Film après film, Bruno Dumont reste droit dans ses bottes et traçe un sillon unique dans le payasage cinématographique français, excluant toute forme de compromission. Selon les propre dires du metteur en scène, Dumont ne transige pas. Ainsi, que des spectateurs puissent rester sur le bas-côté de la route sans parvenir à pénétrer ses films, le réalisateur de L'humanité l'admet bien volontiers. Mais il ne changera pas pour autant sa manière de façonner ses oeuvres. Entre épure du langage et dilatation du temps, le cinéma de Bruno Dumont s'inscrit totalement dans ce que Gilles Deleuze appellait "l'image-temps". Ici, point d'action qui détermine une réaction, mais au contraire une succession de scènes n'ayant pas forcément de suite logique entre elles. Au spectateur de faire naître les différents liens et de rechercher le sens du film, devenant ainsi acteur du long-métrage en y jouant un rôle tout sauf passif.

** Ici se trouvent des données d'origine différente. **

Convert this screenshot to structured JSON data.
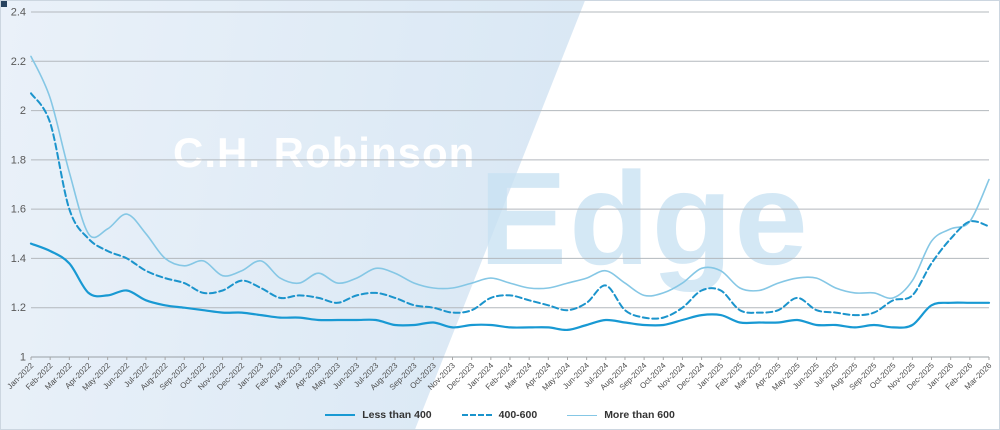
{
  "watermark": {
    "brand": "C.H. Robinson",
    "product": "Edge"
  },
  "chart_data": {
    "type": "line",
    "title": "",
    "xlabel": "",
    "ylabel": "",
    "grid": true,
    "legend_position": "bottom",
    "ylim": [
      1,
      2.4
    ],
    "yticks": [
      1,
      1.2,
      1.4,
      1.6,
      1.8,
      2,
      2.2,
      2.4
    ],
    "ytick_labels": [
      "1",
      "1.2",
      "1.4",
      "1.6",
      "1.8",
      "2",
      "2.2",
      "2.4"
    ],
    "x": [
      "Jan-2022",
      "Feb-2022",
      "Mar-2022",
      "Apr-2022",
      "May-2022",
      "Jun-2022",
      "Jul-2022",
      "Aug-2022",
      "Sep-2022",
      "Oct-2022",
      "Nov-2022",
      "Dec-2022",
      "Jan-2023",
      "Feb-2023",
      "Mar-2023",
      "Apr-2023",
      "May-2023",
      "Jun-2023",
      "Jul-2023",
      "Aug-2023",
      "Sep-2023",
      "Oct-2023",
      "Nov-2023",
      "Dec-2023",
      "Jan-2024",
      "Feb-2024",
      "Mar-2024",
      "Apr-2024",
      "May-2024",
      "Jun-2024",
      "Jul-2024",
      "Aug-2024",
      "Sep-2024",
      "Oct-2024",
      "Nov-2024",
      "Dec-2024",
      "Jan-2025",
      "Feb-2025",
      "Mar-2025",
      "Apr-2025",
      "May-2025",
      "Jun-2025",
      "Jul-2025",
      "Aug-2025",
      "Sep-2025",
      "Oct-2025",
      "Nov-2025",
      "Dec-2025",
      "Jan-2026",
      "Feb-2026",
      "Mar-2026"
    ],
    "series": [
      {
        "name": "Less than 400",
        "style": "solid",
        "color": "#1899d3",
        "width": 2.2,
        "z": 3,
        "values": [
          1.46,
          1.43,
          1.38,
          1.26,
          1.25,
          1.27,
          1.23,
          1.21,
          1.2,
          1.19,
          1.18,
          1.18,
          1.17,
          1.16,
          1.16,
          1.15,
          1.15,
          1.15,
          1.15,
          1.13,
          1.13,
          1.14,
          1.12,
          1.13,
          1.13,
          1.12,
          1.12,
          1.12,
          1.11,
          1.13,
          1.15,
          1.14,
          1.13,
          1.13,
          1.15,
          1.17,
          1.17,
          1.14,
          1.14,
          1.14,
          1.15,
          1.13,
          1.13,
          1.12,
          1.13,
          1.12,
          1.13,
          1.21,
          1.22,
          1.22,
          1.22
        ]
      },
      {
        "name": "400-600",
        "style": "dashed",
        "color": "#1b94cc",
        "width": 2,
        "z": 2,
        "values": [
          2.07,
          1.95,
          1.6,
          1.48,
          1.43,
          1.4,
          1.35,
          1.32,
          1.3,
          1.26,
          1.27,
          1.31,
          1.28,
          1.24,
          1.25,
          1.24,
          1.22,
          1.25,
          1.26,
          1.24,
          1.21,
          1.2,
          1.18,
          1.19,
          1.24,
          1.25,
          1.23,
          1.21,
          1.19,
          1.22,
          1.29,
          1.19,
          1.16,
          1.16,
          1.2,
          1.27,
          1.27,
          1.19,
          1.18,
          1.19,
          1.24,
          1.19,
          1.18,
          1.17,
          1.18,
          1.23,
          1.25,
          1.38,
          1.48,
          1.55,
          1.53
        ]
      },
      {
        "name": "More than 600",
        "style": "solid",
        "color": "#85c7e5",
        "width": 1.6,
        "z": 1,
        "values": [
          2.22,
          2.05,
          1.75,
          1.5,
          1.52,
          1.58,
          1.5,
          1.4,
          1.37,
          1.39,
          1.33,
          1.35,
          1.39,
          1.32,
          1.3,
          1.34,
          1.3,
          1.32,
          1.36,
          1.34,
          1.3,
          1.28,
          1.28,
          1.3,
          1.32,
          1.3,
          1.28,
          1.28,
          1.3,
          1.32,
          1.35,
          1.3,
          1.25,
          1.26,
          1.3,
          1.36,
          1.35,
          1.28,
          1.27,
          1.3,
          1.32,
          1.32,
          1.28,
          1.26,
          1.26,
          1.24,
          1.31,
          1.47,
          1.52,
          1.55,
          1.72
        ]
      }
    ]
  }
}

Cinéaste du sensitif, du ressenti et de l'envoûtement, Dumont livre avec Hors Satan une parabole sur le combat le plus antédiluvien au monde, celui du bien contre le mal. Nous y suivons un ermite vivant en totale symbiose avec la nature (pénétrants paysage de la Côte d'Opale), et luttant contre le démon au sein d'un village en proie au mal. Doté de pouvoirs surnaturels, il s'emploiera à libérer les êtres du fléau qui les ronge. S'exprimant en de rares instants, préférant agir et faire ressentir, ce vagabond est flanqué d'une jeune femme amoureuse de lui, qui l'idolâtre comme un Dieu. Cependant, il n'est point question de divinité dans Hors Satan. Le réalisateur, qui n'est pas croyant, sonde davantage les êtres en tant que partie intégrante de la nature, au même titre que le vent, l'eau ou la pierre. La multitude de plans intégrant les protagonistes aux paysages est à ce titre significative. L'on peut à ce titre affirmer que Dumont est vraisemblablement le metteur en scène qui sait le mieux filmer la nature: bruissement des feuilles, clapotis de l'eau, pas qui foulent la terre, la bande son du film, admirable, rejoint ainsi la beauté des cadres pour envoûter totalement nos sens et nous faire ressentir cette nature omniprésente.
C'est par ailleurs en ayant conscience d'être un élément constitutif de cette nature que le personnage principal parvient à en tirer une force (sur)naturelle qui lui permet d'accomplir des miracles. La conscience de faire partie d'un tout, de se fondre dans un univers cohérent, telle est la clé de voûte du long-métrage de Dumont, duquel chaque spectateur sera par ailleurs libre d'en interpréter la signification. Là où Terrence Malick sortait l'artillerie lourde dans son Tree of life de triste mémoire, le réalisateur de Flandres tisse sur le même thème, l'aspect religieux en moins, une histoire d'une sensibilité et d'une finesse absolues, faisant fi des modes de narration classique (une constante chez le réalisateur), hypnotisant ainsi le spectateur qui acceptera de se laisser aller.
La grande force du cinéma de Bruno Dumont, et de Hors Satan en particulier, est de développer ses histoires en les ancrant à chaque fois dans un substrat naturel qui interragit véritablement avec les protagonistes de l'histoire. Les paysages reflètent toujours l'état intérieur des personnages, et les liens qu'ils entretiennent sont d'une puissance rare. Hors Satan est à ce titre l'aboutissement d'une démarche tendant à lier intimement l'homme et son environnement naturel. Ascétique, pur, à des années-lumières de la production cinématographique classique, Hors Satan (comme les précédents films de Dumont) fait irrémédiablement songer au cinéma de Robert Bresson: acteurs non-professionnels (en l'espèce, le minéral David Dewaele et la touchante Alexandra Lematre), un sens qui naît de la forme, une radicalité de l'abstraction, notamment. Par ailleurs, l'on ressent la volonté de Dumont de tirer le spectateur vers le haut, de lui faire toucher une spiritualité quasi mystique, en jouant avant tout sur l'image et sur le son.
D'une beauté formelle insondable et terriblement émouvante, riche d'un sens que chacun se construira, lent, hypnotique, totalement accessible à quiconque laissera ses défenses au vestiaire, Hors Satan parvient à toucher notre âme. Peu de longs-métrages peuvent s'en targuer.